The park forms three main areas. The first is the low-lying undulating ground of the southern half, bounded on the west by the Castle grounds and gardens and on the north by the steep, rocky ridge of Craig y Lodge, partly wooded, and the A48 along the south side. It is transected by a drive from a grand entrance flanked by two lodges (401866), towards the southern end of the east side of the park. Notable features include Furzemill Pond, several fields, woods and plantations south of the drive, largely open grassland in front of the house, a cricket ground, nineteenth-century volunteer rifle ranges, and the modern entrance drive from the east, off the A48.
Secondly, and contrastingly, there is the wooded valley, lake and Mynydd y Castell hillfort dominating the park from its west end (301336), all to the north and north-west of the house. The southern end of the valley is occupied by a triangular lake, and around it the former west drive running through woodland to the west; West Lodge survives though it now lies beneath the M4. At the north end the drive passes over a single-arched stone bridge. The stream below it is ornamented with a stepped cascade. The lake is fringed by deciduous trees and rhododendrons. Features here include the ruins of a monastic mill, Cryke mill; the ruins of Hen Eglwys, or Cryke chapel, a fifteenth-century church on the mixed woodland slopes (307267); a stone bath house for the abbey monks; the Lady’s Seat, an ornamental feature on a track flanking the stream north of the lake; and ‘Hen Gastell, the footings of an old building on the craggy south end of the hillfort with spectacular views across the park and the Bristol Channel beyond.

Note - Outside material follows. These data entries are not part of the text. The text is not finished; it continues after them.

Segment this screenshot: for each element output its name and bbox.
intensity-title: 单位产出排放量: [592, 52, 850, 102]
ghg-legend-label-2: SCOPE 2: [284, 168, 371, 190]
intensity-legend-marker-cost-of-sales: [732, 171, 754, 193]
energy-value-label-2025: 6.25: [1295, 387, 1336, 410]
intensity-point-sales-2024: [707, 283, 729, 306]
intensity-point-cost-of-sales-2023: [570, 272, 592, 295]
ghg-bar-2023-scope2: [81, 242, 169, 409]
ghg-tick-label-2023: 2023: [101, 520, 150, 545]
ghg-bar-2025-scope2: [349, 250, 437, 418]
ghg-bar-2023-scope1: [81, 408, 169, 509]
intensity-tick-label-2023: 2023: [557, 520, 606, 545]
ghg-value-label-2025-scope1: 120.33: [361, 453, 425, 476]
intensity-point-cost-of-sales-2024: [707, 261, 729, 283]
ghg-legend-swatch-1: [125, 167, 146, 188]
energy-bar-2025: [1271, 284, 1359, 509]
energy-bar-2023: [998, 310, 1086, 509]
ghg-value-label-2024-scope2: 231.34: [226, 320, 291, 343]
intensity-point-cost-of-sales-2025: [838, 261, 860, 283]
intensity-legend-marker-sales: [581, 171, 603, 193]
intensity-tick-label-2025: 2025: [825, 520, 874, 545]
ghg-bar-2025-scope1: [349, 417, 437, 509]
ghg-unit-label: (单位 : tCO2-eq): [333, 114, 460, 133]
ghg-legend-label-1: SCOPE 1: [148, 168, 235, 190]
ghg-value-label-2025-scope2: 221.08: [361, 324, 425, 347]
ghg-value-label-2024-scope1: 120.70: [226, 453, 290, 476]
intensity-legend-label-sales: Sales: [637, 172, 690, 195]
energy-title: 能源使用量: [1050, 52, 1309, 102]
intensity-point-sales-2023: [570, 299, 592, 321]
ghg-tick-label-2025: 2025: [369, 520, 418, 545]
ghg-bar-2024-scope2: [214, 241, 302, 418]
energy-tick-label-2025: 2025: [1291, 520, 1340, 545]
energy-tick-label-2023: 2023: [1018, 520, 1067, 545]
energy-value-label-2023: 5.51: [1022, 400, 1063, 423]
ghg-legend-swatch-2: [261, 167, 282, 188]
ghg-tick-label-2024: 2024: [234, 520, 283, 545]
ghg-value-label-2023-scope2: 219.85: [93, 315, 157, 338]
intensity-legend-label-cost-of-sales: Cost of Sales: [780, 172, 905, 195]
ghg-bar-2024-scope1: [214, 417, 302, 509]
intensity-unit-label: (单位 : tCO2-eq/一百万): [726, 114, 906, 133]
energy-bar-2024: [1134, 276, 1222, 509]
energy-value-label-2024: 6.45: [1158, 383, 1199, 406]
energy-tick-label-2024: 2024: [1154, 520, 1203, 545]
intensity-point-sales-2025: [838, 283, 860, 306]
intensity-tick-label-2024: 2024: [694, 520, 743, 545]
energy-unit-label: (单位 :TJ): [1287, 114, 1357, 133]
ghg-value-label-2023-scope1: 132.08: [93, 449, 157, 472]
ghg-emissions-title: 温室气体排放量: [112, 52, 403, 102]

The third area is the Upper Park, on the north, a roughly triangular area on a high, gently rolling plateau above the ridge, with a valley, Cwm Philip, along its north-west side. This area has always been labelled ‘Deer Park’ by the Ordnance Survey. It predates the present park, its earthwork boundary visible along Craig y Lodge scarp (below St Illtyd's Walk). A herd of deer is still kept in the park. On the top of the steep scarp is the ‘Bro’ monument, a modern construction of an inscribed standing stone set on a square viewing platform next to the remains of Lodge Isaf. In the east wall is the site of Lodge Uchaf. Both are shown on the OS 1876 map but there seems never to have been a lodge at the latter.
The park is now in use as a country park given over to various recreational pursuits (19295).
Sources:
Cadw 2000: Register of Parks and Gardens of Special Historic Interest in Wales, Glamorgan, 102-113 (ref: PGW(Gm)52(NEP)).
Ordnance Survey First Edition six-inch map, sheet: Glamorgan XXXIII.NW (1876).